A Phase III, Multicenter, Randomized, Open-label Study of Lurbinectedin As Monotherapy or in Combination with Irinotecan Versus Topotecan in Patients with Relapsed Small-cell Lung Cancer (SCLC)
Multicenter, open-label, randomized, controlled phase III clinical trial to evaluate and compare the activity and safety of two experimental arms consisting of Lurbinectedin monotherapy or Lurbinectedin + Irinotecan combined therapy versus Topotecan comparator in Small-cell Lung Cancer (SCLC) patients who failed one prior platinum-containing line.
• Being voluntary to sign the informed consent form, with good compliance with the study treatment regimen and visit schedule.
• Men or women ≥18 years of age.
• Histologically or cytologically confirmed SCLC.
• Life expectancy ≥12 weeks.
• Eastern Cooperative Oncology Group performance status (ECOG PS) score ≤2 (see Appendix I for the scoring criteria).
• One prior line of etoposide + platinum chemotherapy with/without anti-PD-1 or anti-PD-L1 (Note: at least 70% of the patients included in the study have to be pretreated with anti-PD-1 or anti-PD-L1)

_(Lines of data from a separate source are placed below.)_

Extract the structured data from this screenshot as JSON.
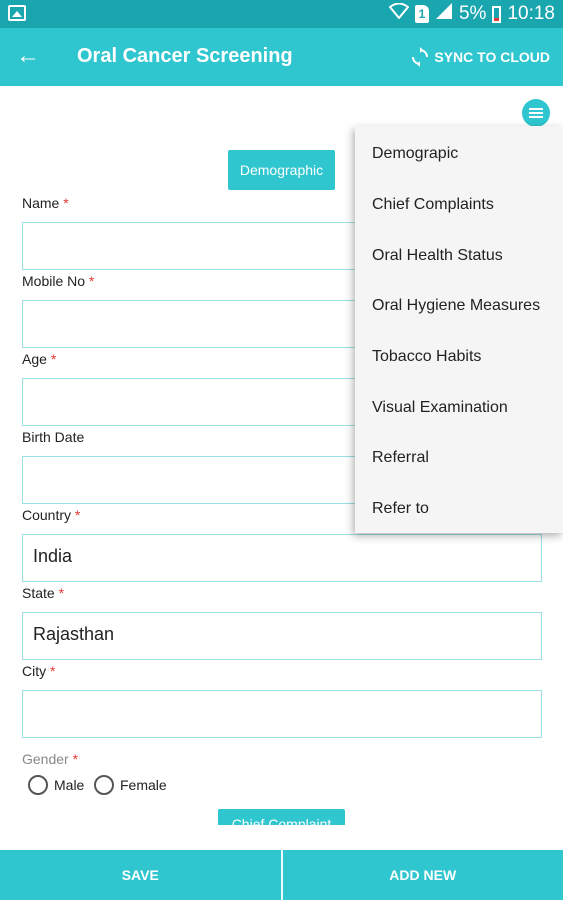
{
  "status_bar": {
    "battery": "5%",
    "time": "10:18",
    "sim_label": "1"
  },
  "app_bar": {
    "title": "Oral Cancer Screening",
    "sync_label": "SYNC TO CLOUD"
  },
  "form": {
    "section_button": "Demographic",
    "next_section_button": "Chief Complaint",
    "fields": [
      {
        "label": "Name",
        "required": "*",
        "value": ""
      },
      {
        "label": "Mobile No",
        "required": "*",
        "value": ""
      },
      {
        "label": "Age",
        "required": "*",
        "value": ""
      },
      {
        "label": "Birth Date",
        "required": "",
        "value": ""
      },
      {
        "label": "Country",
        "required": "*",
        "value": "India"
      },
      {
        "label": "State",
        "required": "*",
        "value": "Rajasthan"
      },
      {
        "label": "City",
        "required": "*",
        "value": ""
      }
    ],
    "gender": {
      "label": "Gender",
      "required": "*",
      "options": [
        "Male",
        "Female"
      ]
    }
  },
  "menu": {
    "items": [
      "Demograpic",
      "Chief Complaints",
      "Oral Health Status",
      "Oral Hygiene Measures",
      "Tobacco Habits",
      "Visual Examination",
      "Referral",
      "Refer to"
    ]
  },
  "bottom_bar": {
    "save_label": "SAVE",
    "add_new_label": "ADD NEW"
  },
  "colors": {
    "primary": "#2fc6cf",
    "status_bar": "#1aa6ae",
    "required": "#e53935"
  }
}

• Chemotherapy-free interval (CTFI, i.e., the time from the last dose of first-line platinum-based chemotherapy to the occurrence of disease progression) ≥30 days.
• At least one measurable lesion (in accordance with RECIST 1.1 criteria).
• Adequate organ function as defined below:
∙ Hemoglobin ≥ 9.0 g/dL (Red blood cell transfusion is allowed to be given more than 2 weeks prior to enrollment if blood transfusion is clinically indicated); absolute neutrophil count ≥ 2.0 × 109/L, and platelet count ≥ 100 × 109/L.
‣ Alanine aminotransferase and aspartate aminotransferase ≤ 3.0 × ULN.
‣ Total bilirubin ≤ 1.5 × ULN or direct bilirubin ≤ 1 × ULN.
‣ Albumin ≥ 3.0 g/dL.
‣ Calculated creatinine clearance (CrCL) ≥ 40 mL/min (using the Cockcroft-Gault formula, as detailed in Appendix IV).
⁃ ≥ 3 weeks since the last anti-tumor therapy and recovery of adverse events (AEs) related to prior anti-tumor therapy to Grade ≤ 1, as judged by National Cancer Institute - Common Terminology Criteria for Adverse Events (NCI-CTCAE 5.0) (Except for anemia; and recovery to Grade ≤ 2 for sensory neuropathy, asthenia and alopecia).
⁃ Female patients of childbearing potential must have a negative blood or urine pregnancy test prior to enrollment, and must accept to take highly effective contraceptive measures during the treatment with the investigational medicinal product and for 7 months after the last dose. Male patients with a female partner of childbearing potential must accept to take highly effective contraceptive measures during the treatment with the investigational medicinal product and for 4 months after the last dose.